Yashwanth Pandi
Data Engineer | Pipeline Architect | Infrastructure Enthusiast
I build automated systems that ensure data is high-quality, accessible, and ready for scale. Transitioning from Web Development, I focus on the “plumbing” of the data world: creating idempotent ETL pipelines, implementing data observability, and designing cost-effective cloud architectures.

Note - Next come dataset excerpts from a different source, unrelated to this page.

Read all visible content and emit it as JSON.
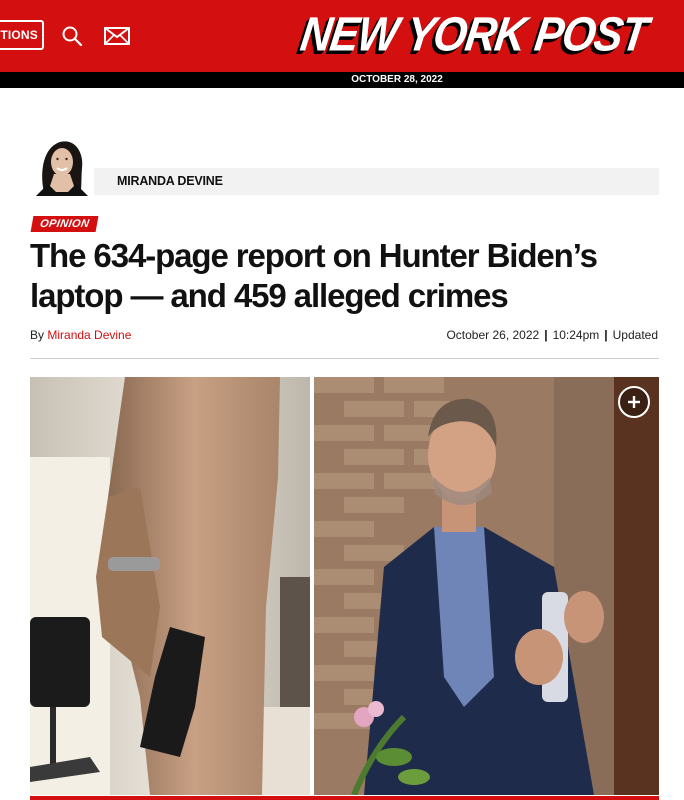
{
  "header": {
    "editions_label": "TIONS",
    "logo_text": "NEW YORK POST",
    "date": "OCTOBER 28, 2022",
    "brand_red": "#d30f0f"
  },
  "author": {
    "name": "MIRANDA DEVINE"
  },
  "article": {
    "category": "OPINION",
    "headline": "The 634-page report on Hunter Biden’s laptop — and 459 alleged crimes",
    "byline_prefix": "By",
    "byline_author": "Miranda Devine",
    "published": "October 26, 2022",
    "time": "10:24pm",
    "updated_label": "Updated"
  },
  "icons": {
    "search": "search-icon",
    "mail": "mail-icon",
    "expand": "plus-circle-icon"
  }
}
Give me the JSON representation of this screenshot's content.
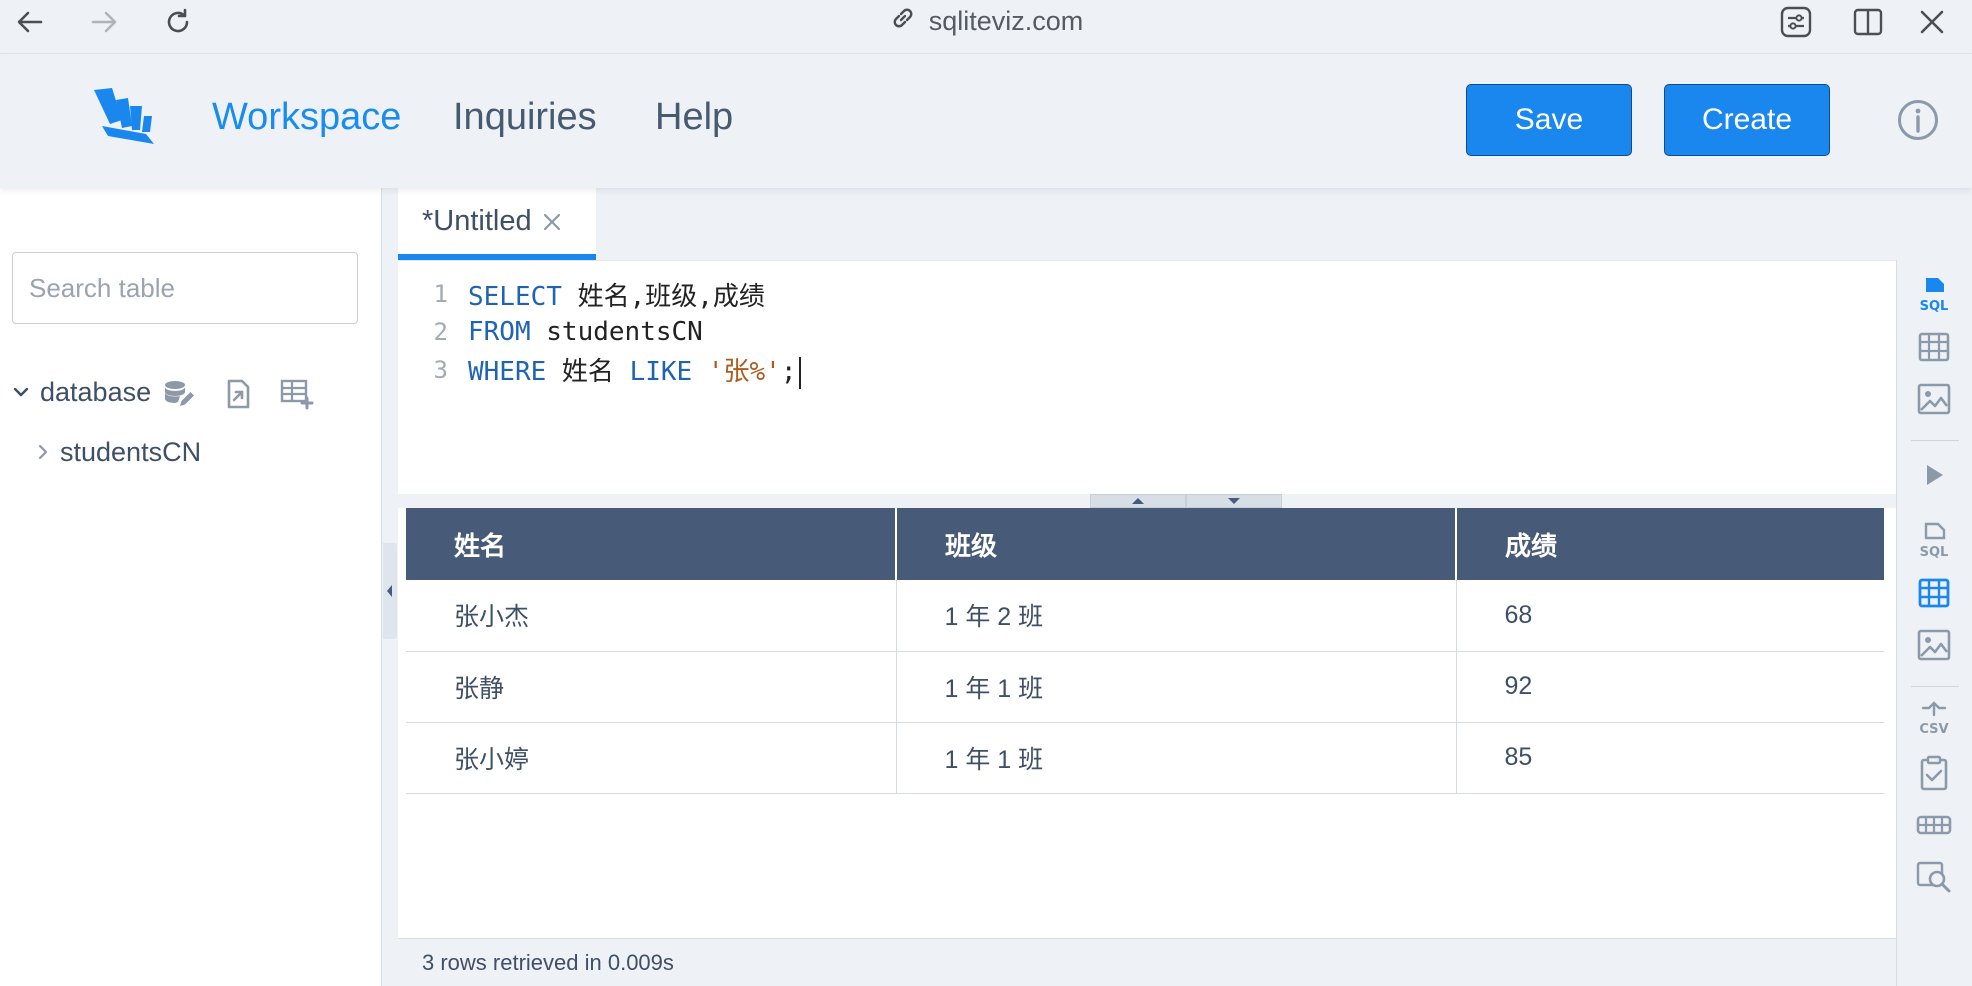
{
  "browser": {
    "url": "sqliteviz.com"
  },
  "header": {
    "nav": {
      "workspace": "Workspace",
      "inquiries": "Inquiries",
      "help": "Help"
    },
    "save_label": "Save",
    "create_label": "Create"
  },
  "sidebar": {
    "search_placeholder": "Search table",
    "database_label": "database",
    "tables": [
      "studentsCN"
    ]
  },
  "tab": {
    "title": "*Untitled"
  },
  "editor": {
    "lines": [
      {
        "num": "1",
        "kw1": "SELECT",
        "rest1": " 姓名,班级,成绩"
      },
      {
        "num": "2",
        "kw1": "FROM",
        "rest1": " studentsCN"
      },
      {
        "num": "3",
        "kw1": "WHERE",
        "rest1": " 姓名 ",
        "kw2": "LIKE",
        "str": " '张%'",
        "tail": ";"
      }
    ]
  },
  "results": {
    "columns": [
      "姓名",
      "班级",
      "成绩"
    ],
    "rows": [
      [
        "张小杰",
        "1 年 2 班",
        "68"
      ],
      [
        "张静",
        "1 年 1 班",
        "92"
      ],
      [
        "张小婷",
        "1 年 1 班",
        "85"
      ]
    ]
  },
  "status": {
    "text": "3 rows retrieved in 0.009s"
  },
  "colors": {
    "accent": "#1a87ee",
    "table_header": "#475b78",
    "keyword": "#1f63b5",
    "string": "#b05a1b"
  }
}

I believe that a data platform is only as good as its worst failure—so I build for reliability.
Core Competencies
- Data Modeling: Star/Snowflake Schema, Vault 2.0, Slowly Changing Dimensions (SCD).
- Distributed Systems: Tuning Spark jobs, partitioning strategies, and handling skew.
- Data Governance: Implementing data lineage, cataloging (Amundsen/DataHub), and RBAC.
- DevOps for Data: CI/CD for SQL/Python, infrastructure as code, and containerization.
Tech Stack and Philosophy
| Domain | Tools | Philosophy |
|---|---|---|
| Orchestration | Airflow, Prefect, Cron | Avoid “Spaghetti DAGs”; build modular tasks. |
| Transformation | dbt, SQL, PySpark | Use version control for everything (Data-as-Code). |
| Storage | S3, Redshift, Snowflake | Schema-on-write for quality; Schema-on-read for speed. |
| Infrastructure | Docker, Terraform, Git | Infrastructure should be reproducible and documented. |